Au niveau du texte sur le « mur de séparation » mental, cela fait
partie d’une paranoïa victimaire activement cultivée par notre
gouvernement.
Par exemple on dit aux Israéliens que l’Europe est anti-sémite
et qu’on y trouve un grand nombre de gens qui veulent nous détruire.
Il y a certainement des gens qui détestent les juifs en Europe.
Mais le racisme européen est plus dirigé contre les Musulmans et
les Africains que contre les Juifs et dans tous les cas le niveau de
racisme n’y est en rien comparable à celui que pratique Israël
à l’encontre des Palestiniens.
Mais la propagande du gouvernement s’insinue dans l’esprit des
Israéliens – on peut entendre les libéraux, gens apparemment
raisonnables - la reprendre à leur compte.
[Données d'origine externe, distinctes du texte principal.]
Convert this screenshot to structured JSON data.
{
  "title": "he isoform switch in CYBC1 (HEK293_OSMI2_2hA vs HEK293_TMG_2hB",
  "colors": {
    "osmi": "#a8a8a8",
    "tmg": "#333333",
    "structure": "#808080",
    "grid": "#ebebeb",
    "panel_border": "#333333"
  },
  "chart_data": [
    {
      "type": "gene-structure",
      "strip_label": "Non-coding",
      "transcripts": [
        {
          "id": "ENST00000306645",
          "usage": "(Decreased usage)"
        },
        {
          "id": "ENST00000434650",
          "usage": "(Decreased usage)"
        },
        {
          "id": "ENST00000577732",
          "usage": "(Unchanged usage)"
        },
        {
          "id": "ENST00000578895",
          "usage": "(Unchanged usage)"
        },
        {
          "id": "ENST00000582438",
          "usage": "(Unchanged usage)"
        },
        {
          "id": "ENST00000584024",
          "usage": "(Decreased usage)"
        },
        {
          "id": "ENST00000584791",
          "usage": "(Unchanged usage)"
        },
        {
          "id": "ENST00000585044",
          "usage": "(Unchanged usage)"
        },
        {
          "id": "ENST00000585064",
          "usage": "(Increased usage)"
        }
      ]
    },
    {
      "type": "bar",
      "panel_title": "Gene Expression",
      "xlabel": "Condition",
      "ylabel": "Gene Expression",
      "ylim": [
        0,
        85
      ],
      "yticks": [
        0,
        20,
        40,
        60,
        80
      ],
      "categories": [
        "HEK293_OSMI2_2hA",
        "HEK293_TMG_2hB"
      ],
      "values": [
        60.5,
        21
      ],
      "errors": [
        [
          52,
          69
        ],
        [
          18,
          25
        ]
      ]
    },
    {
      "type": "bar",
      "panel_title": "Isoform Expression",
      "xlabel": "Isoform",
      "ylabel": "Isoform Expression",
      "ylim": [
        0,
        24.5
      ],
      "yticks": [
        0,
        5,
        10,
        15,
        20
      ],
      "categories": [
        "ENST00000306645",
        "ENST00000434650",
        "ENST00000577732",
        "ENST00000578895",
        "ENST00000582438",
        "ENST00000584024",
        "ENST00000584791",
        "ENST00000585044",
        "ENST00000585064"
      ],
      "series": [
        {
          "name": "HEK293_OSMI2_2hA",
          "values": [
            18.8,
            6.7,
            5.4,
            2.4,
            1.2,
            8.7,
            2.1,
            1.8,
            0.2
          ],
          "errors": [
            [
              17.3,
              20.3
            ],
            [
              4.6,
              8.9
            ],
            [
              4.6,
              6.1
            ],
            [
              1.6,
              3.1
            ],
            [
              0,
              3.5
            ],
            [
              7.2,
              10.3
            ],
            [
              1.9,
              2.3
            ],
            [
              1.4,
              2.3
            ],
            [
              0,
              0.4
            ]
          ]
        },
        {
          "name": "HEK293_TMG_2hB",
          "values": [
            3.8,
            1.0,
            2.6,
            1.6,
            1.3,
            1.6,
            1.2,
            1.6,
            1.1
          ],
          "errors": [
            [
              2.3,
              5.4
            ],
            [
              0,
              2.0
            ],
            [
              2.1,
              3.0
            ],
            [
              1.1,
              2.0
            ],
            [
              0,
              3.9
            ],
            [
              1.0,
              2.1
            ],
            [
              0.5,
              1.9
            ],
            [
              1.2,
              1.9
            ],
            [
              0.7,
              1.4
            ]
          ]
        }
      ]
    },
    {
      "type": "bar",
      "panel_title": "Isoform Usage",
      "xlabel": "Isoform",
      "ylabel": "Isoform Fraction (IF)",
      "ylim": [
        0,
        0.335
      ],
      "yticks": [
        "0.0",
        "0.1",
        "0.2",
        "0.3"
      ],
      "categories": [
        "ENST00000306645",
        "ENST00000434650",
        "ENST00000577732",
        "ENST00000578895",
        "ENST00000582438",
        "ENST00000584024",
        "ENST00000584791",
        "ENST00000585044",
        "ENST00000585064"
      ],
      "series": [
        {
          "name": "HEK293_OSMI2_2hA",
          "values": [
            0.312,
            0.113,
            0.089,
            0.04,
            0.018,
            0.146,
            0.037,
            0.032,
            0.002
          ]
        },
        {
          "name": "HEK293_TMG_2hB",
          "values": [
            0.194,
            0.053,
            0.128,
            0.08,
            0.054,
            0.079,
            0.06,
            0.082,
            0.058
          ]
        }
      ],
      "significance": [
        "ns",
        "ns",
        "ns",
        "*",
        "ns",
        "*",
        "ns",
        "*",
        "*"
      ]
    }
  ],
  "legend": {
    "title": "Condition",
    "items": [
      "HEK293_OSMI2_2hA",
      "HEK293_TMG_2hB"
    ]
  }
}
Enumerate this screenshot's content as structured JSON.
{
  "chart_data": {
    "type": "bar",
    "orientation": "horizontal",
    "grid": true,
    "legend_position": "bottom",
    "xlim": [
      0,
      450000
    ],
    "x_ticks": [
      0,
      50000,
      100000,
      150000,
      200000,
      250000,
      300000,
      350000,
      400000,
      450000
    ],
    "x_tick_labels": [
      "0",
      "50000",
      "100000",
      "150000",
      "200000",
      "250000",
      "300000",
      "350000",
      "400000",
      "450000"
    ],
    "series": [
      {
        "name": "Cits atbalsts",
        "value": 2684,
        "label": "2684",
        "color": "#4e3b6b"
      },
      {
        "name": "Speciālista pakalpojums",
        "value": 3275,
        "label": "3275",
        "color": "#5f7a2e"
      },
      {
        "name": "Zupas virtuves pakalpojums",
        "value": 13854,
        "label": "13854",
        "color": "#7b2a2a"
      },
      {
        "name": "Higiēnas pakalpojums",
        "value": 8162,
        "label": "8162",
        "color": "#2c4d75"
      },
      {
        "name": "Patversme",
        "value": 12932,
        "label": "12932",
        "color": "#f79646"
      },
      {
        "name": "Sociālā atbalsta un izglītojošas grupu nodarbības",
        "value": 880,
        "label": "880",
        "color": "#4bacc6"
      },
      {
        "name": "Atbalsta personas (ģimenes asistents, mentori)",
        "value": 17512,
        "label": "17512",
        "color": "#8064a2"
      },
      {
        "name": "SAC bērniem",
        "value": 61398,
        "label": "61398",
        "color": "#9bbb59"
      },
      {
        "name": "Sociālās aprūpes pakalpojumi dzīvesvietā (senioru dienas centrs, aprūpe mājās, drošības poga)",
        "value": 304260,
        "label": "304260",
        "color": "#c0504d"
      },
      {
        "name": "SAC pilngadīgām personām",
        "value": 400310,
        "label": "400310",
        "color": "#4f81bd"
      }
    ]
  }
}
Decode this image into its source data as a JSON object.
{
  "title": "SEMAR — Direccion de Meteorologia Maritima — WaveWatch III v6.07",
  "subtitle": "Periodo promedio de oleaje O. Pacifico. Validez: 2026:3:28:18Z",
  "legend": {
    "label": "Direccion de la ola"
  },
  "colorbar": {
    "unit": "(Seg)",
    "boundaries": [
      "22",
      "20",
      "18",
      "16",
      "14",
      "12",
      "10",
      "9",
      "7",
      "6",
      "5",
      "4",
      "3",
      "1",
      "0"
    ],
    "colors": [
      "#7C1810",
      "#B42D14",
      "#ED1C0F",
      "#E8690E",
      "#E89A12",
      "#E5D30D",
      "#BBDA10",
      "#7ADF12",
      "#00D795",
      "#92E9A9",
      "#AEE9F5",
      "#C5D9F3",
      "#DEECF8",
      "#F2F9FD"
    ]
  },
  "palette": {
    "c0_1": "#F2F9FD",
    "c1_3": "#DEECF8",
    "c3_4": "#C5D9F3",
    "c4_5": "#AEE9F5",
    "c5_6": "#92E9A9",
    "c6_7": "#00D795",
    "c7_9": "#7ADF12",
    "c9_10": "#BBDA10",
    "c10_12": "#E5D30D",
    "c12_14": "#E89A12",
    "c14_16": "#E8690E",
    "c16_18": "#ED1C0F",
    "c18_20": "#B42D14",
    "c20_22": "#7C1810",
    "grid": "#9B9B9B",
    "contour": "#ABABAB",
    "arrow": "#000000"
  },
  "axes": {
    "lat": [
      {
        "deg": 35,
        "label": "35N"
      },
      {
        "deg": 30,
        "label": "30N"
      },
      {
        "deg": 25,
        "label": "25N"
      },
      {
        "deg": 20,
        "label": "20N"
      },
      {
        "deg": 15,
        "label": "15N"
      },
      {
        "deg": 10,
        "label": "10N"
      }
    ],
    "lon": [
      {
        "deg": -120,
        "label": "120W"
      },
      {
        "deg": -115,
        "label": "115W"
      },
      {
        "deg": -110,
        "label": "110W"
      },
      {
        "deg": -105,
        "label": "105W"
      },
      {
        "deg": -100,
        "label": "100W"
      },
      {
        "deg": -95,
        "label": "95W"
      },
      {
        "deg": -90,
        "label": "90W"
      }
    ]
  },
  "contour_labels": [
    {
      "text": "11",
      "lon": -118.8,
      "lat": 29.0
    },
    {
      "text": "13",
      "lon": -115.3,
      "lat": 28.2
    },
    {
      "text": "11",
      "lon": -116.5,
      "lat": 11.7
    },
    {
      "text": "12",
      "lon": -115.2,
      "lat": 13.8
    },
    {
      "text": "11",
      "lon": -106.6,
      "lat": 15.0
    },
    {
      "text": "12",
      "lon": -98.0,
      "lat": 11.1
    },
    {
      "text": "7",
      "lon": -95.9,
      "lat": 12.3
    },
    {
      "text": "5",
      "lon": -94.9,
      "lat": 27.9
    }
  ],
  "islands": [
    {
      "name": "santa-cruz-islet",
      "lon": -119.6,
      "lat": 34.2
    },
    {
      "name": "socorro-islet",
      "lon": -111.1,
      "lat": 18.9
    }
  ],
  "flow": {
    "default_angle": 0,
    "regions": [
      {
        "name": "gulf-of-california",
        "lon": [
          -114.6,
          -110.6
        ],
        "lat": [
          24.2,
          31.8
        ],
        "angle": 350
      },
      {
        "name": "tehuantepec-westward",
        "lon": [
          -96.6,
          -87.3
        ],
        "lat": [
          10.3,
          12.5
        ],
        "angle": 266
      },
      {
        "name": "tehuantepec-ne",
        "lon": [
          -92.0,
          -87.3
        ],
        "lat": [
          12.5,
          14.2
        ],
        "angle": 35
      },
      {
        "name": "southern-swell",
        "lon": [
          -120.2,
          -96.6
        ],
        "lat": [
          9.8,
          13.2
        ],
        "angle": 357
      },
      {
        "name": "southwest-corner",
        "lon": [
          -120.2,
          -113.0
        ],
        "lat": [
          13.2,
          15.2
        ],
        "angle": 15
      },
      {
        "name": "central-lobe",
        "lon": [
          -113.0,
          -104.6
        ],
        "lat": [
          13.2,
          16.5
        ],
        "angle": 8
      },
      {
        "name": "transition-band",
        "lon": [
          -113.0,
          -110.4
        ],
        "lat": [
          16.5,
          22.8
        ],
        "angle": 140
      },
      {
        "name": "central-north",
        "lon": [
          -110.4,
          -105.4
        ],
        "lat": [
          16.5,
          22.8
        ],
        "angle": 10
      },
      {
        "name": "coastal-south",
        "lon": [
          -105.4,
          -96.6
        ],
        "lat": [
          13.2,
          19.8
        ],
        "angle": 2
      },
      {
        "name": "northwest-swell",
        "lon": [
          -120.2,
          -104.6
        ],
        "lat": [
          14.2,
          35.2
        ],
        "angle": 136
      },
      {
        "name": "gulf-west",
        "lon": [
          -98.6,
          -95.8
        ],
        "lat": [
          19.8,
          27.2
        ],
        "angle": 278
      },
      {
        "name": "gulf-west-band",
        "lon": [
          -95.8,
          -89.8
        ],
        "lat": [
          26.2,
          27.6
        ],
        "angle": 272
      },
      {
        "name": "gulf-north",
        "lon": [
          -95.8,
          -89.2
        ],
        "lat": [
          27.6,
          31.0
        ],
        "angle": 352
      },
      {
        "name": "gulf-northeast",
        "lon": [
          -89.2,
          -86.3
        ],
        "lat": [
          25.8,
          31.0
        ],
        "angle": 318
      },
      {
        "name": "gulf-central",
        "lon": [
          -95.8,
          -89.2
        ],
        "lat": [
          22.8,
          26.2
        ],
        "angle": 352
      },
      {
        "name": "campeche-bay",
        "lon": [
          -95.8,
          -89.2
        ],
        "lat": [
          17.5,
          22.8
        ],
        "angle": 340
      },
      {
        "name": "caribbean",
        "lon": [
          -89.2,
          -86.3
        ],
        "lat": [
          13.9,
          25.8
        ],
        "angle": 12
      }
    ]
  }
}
La propagande a différents
objectifs.
La plupart des gens n’essaient même pas de lire les critiques
formulées par les medias européens à propos d’Israël.
Un article critique est immédiatement assimilé à de
"l’antisémitisme".
Et la plupart des gens pensent qu’ils doivent soutenir le
gouvernement "parce que le monde qui nous entoure est
contre nous tous et que nous devons faire corps parce que c’est le
seul pays que nous avons".
L’idée que nous pourrions nous opposer à ce gouvernement qui est
en train de détruire notre seul et unique pays ne traverse
bizarrement l’esprit que d’une poignée d’israéliens. C’est
beaucoup plus gratifiant, sur le plan émotionnel, de pleurer sur
soi-même.
Plus encore, la paranoïa victimaire est cultivée au détriment des
Palestiniens. On enseigne aux soldats que "Chaque Palestinien
est un Terroriste en Puissance dont les enfants de Tel Aviv doivent
être sauvés".
Les coups fourrés de Sharon sont simples : rendez la vie des
Palestiniens aussi désespérée et aussi dénuée d’avenir que
possible et vous obtiendrez le terrorisme.
Racontez aux soldats israéliens que chaque Palestinien est suspect
de terrorisme - et vous obtiendrez la déshumanisation.
Faites stationner les soldats dans ou près des colonies, et vous
obtenez la solidarité (« J’ai rencontré des gens si gentils
dans les colonies»° .
Et quand il est rendu à la vie civile – un jeune homme peut
obtenir une maison familiale bon marché - mais seulement dans une
colonie. Pas surprenant alors qu’un soldat considère comme un
devoir de protéger un colon, qu’importe la violence, et le harcèlement
des Palestiniens, qu’importe comment on arrivera à la paix.
Avez-vous vu la pièce de Tom Stoppard « Rosenkrantz et Gilderstern
sont morts » ?
Dans cette pièce, deux types ordinaires ( adaptation d’Hamlet) déboulent
dans un spectacle fabuleux avec rois, reines et princes, et ne
parviennent pas à s’en échapper bien qu’une fin tragique soit
visiblement proche. Sortir de cette pièce et ne pas y avoir de
place, c’est pire que de mourir.
La même chose risque d’arriver à mes compatriotes israéliens.
Dans la mentalité collective, on vit dans un merveilleux état juif
démocratique, qui lutte pour son existence. Ils ne connaissent pas
d’autre scénario.
Peut-être même est-ce encore plus simple. La plupart des Israéliens
sont accaparés par leur vie quotidienne, ne connaissent pas
personnellement d’Arabes et ne connaissent de l’occupation que
les informations israéliennes "passées à la
moulinette".
La plupart des Israéliens ne comprennent rien à ce qu’est devenu
leur pays.
Beaucoup sont des gens charmants et inoffensifs.